DCist’s highly subjective and hardly comprehensive guide to the most interesting movies playing around town in the coming week.

Moon

Duncan Jones can hardly be accused on trading on the name of a famous parent. After all, he could still be going by the moniker Zowie Bowie that his father David stuck him with as a child, deciding instead to return to his rather less ostentatious original name. But he seems to be daring journalists to use “Space Oddity” in titles of pieces about his debut feature, which is about, well, odd events in space. Sam Rockwell stars (and is largely the only actor on screen) in a role written specifically for him, as a blue-collar space worker, the sole occupant of a mining operation on the Moon which is digging up Helium-3 from beneath the Moon’s surface for delivery as a fusion fuel back on Earth. But after an excursion out of his bunker ends in an accident, it seems he’s no longer alone up there. Only his new companion appears to be him, and it’s unclear if he’s just gone batty only weeks shy of the end of his three-year stint up there, or if there’s something stranger going on.

While the setting is space, and the story is technically sci-fi, this isn’t a big-budget, effects-laden film.
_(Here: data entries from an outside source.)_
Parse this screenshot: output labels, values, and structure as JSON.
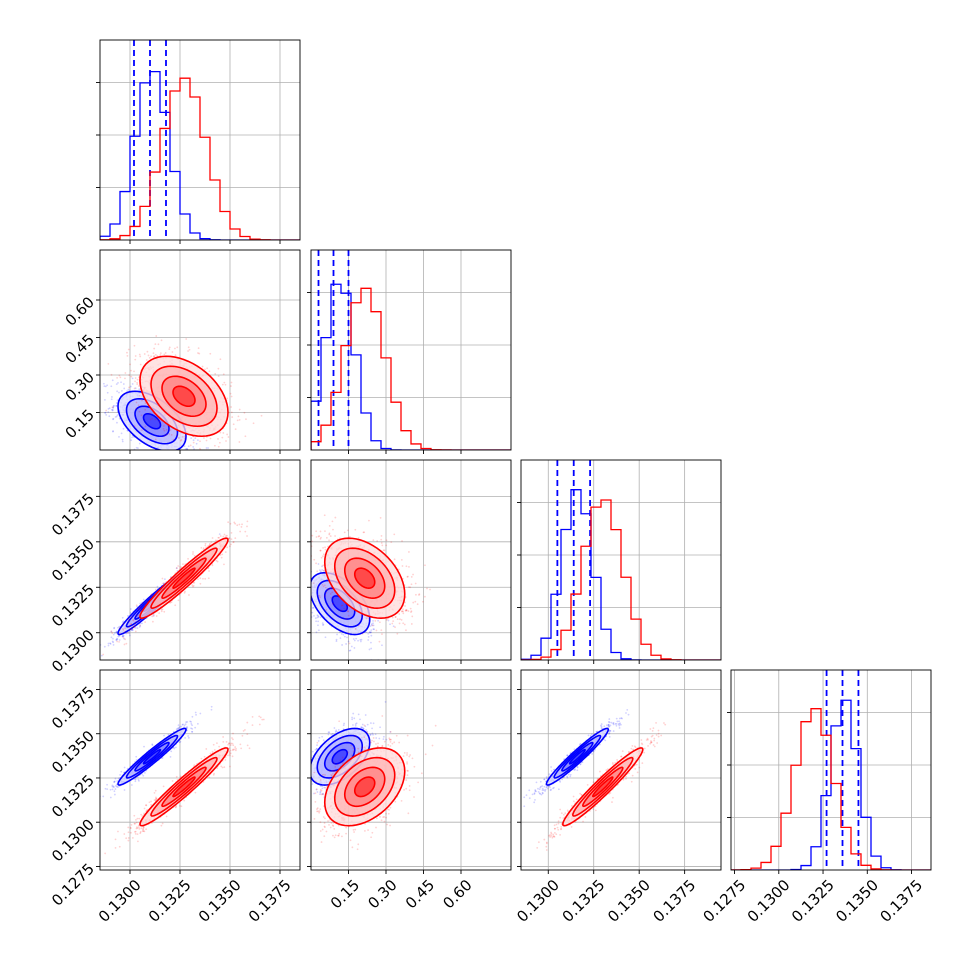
{
  "chart_data": {
    "type": "corner",
    "parameters": [
      "p0",
      "p1",
      "p2",
      "p3"
    ],
    "axes": {
      "p0": {
        "range": [
          0.1285,
          0.1385
        ],
        "ticks": [
          "0.1300",
          "0.1325",
          "0.1350",
          "0.1375"
        ],
        "tick_values": [
          0.13,
          0.1325,
          0.135,
          0.1375
        ]
      },
      "p1": {
        "range": [
          0.0,
          0.8
        ],
        "ticks": [
          "0.15",
          "0.30",
          "0.45",
          "0.60"
        ],
        "tick_values": [
          0.15,
          0.3,
          0.45,
          0.6
        ]
      },
      "p2": {
        "range": [
          0.1285,
          0.1395
        ],
        "ticks": [
          "0.1300",
          "0.1325",
          "0.1350",
          "0.1375"
        ],
        "tick_values": [
          0.13,
          0.1325,
          0.135,
          0.1375
        ]
      },
      "p3": {
        "range": [
          0.1273,
          0.1386
        ],
        "ticks": [
          "0.1275",
          "0.1300",
          "0.1325",
          "0.1350",
          "0.1375"
        ],
        "tick_values": [
          0.1275,
          0.13,
          0.1325,
          0.135,
          0.1375
        ]
      }
    },
    "grid": true,
    "series": [
      {
        "color": "#0000ff",
        "mean": [
          0.1311,
          0.115,
          0.1316,
          0.1337
        ],
        "std": [
          0.00085,
          0.06,
          0.00085,
          0.0008
        ],
        "corr": {
          "p0-p1": -0.5,
          "p0-p2": 0.96,
          "p0-p3": 0.96,
          "p1-p2": -0.5,
          "p1-p3": 0.5,
          "p2-p3": 0.96
        },
        "quantiles": {
          "p0": [
            0.1302,
            0.131,
            0.1318
          ],
          "p1": [
            0.03,
            0.09,
            0.15
          ],
          "p2": [
            0.1305,
            0.1314,
            0.1323
          ],
          "p3": [
            0.1327,
            0.1336,
            0.1345
          ]
        }
      },
      {
        "color": "#ff0000",
        "mean": [
          0.1327,
          0.215,
          0.133,
          0.132
        ],
        "std": [
          0.0011,
          0.08,
          0.0011,
          0.0011
        ],
        "corr": {
          "p0-p1": -0.4,
          "p0-p2": 0.96,
          "p0-p3": 0.96,
          "p1-p2": -0.4,
          "p1-p3": 0.4,
          "p2-p3": 0.96
        },
        "quantiles": null
      }
    ]
  }
}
Jones made Moon for a mere $5 million, and favored models and practical effects over CGI. That, combined with its solitary and contemplative tone, makes it much more a companion to the more spartan sci-fi pieces of the 1970s — such as Silent Running, which Jones cites as an influence, and from which he even hired some of his special effects team — than Star Trek or Terminator. And since space is going to be a place where mankind first has to deal with crushing loneliness and empty desolation long before we ever fight epic laser battles, films like Moon have the potential to feel far more relevant, despite their unfamiliar settings.

View the trailer.
Opens tomorrow at a number of theaters around the area.
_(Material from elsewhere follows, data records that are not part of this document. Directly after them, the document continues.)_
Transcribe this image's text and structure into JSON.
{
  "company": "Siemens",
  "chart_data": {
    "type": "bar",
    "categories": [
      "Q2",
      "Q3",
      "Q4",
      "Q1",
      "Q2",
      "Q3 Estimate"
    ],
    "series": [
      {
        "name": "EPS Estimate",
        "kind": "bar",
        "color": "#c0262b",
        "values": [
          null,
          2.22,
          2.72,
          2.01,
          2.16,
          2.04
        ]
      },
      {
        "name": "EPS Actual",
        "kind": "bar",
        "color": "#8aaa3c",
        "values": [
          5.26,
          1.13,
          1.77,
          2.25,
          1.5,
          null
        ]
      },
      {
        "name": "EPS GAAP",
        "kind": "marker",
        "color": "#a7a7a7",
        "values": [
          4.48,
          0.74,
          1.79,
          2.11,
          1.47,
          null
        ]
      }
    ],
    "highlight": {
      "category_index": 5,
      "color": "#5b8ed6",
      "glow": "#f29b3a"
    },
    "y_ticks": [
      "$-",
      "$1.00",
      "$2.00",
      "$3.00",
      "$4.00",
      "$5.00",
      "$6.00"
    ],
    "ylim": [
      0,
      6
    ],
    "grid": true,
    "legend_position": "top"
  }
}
Made in Hong Kong Film Festival

The tenth 14th iteration of the Freer’s celebration of Hong Kong cinema presents nine titles over the next couple of months, mixing contemporary with classic and favorites with lesser-known titles. Every weekend for the rest of July and August will feature a different film, including Stephen Chow’s massive hit Kung Fu Hustle, and the classic 1960s precursor to the beautifully choreographed martial arts fight scenes of Hero and Crouching Tiger, King Hu’s gorgeous Come Drink With Me. The festival opens this week with a screening of Hong Kong master Johnnie To’s 2004 Kurosawa tribute, Throw Down, which manages to combine judo, alcoholism, and the seedy neon underbelly of Hong Kong into a straight-faced comedy. Mea culpa everyone, we referenced an archived schedule from a previous year of the festival. The 2009 festival schedule is here, and features titles like Yau Na-hoi’s Eye in the Sky and Wong Kar-wai’s Ashes of Time Redux.

View the trailer for Throw Down.
Various Thursdays, Fridays and Sundays beginning this weekend until the end of August at the Freer Gallery‘s Meyer Auditorium. See the schedule for upcoming programming.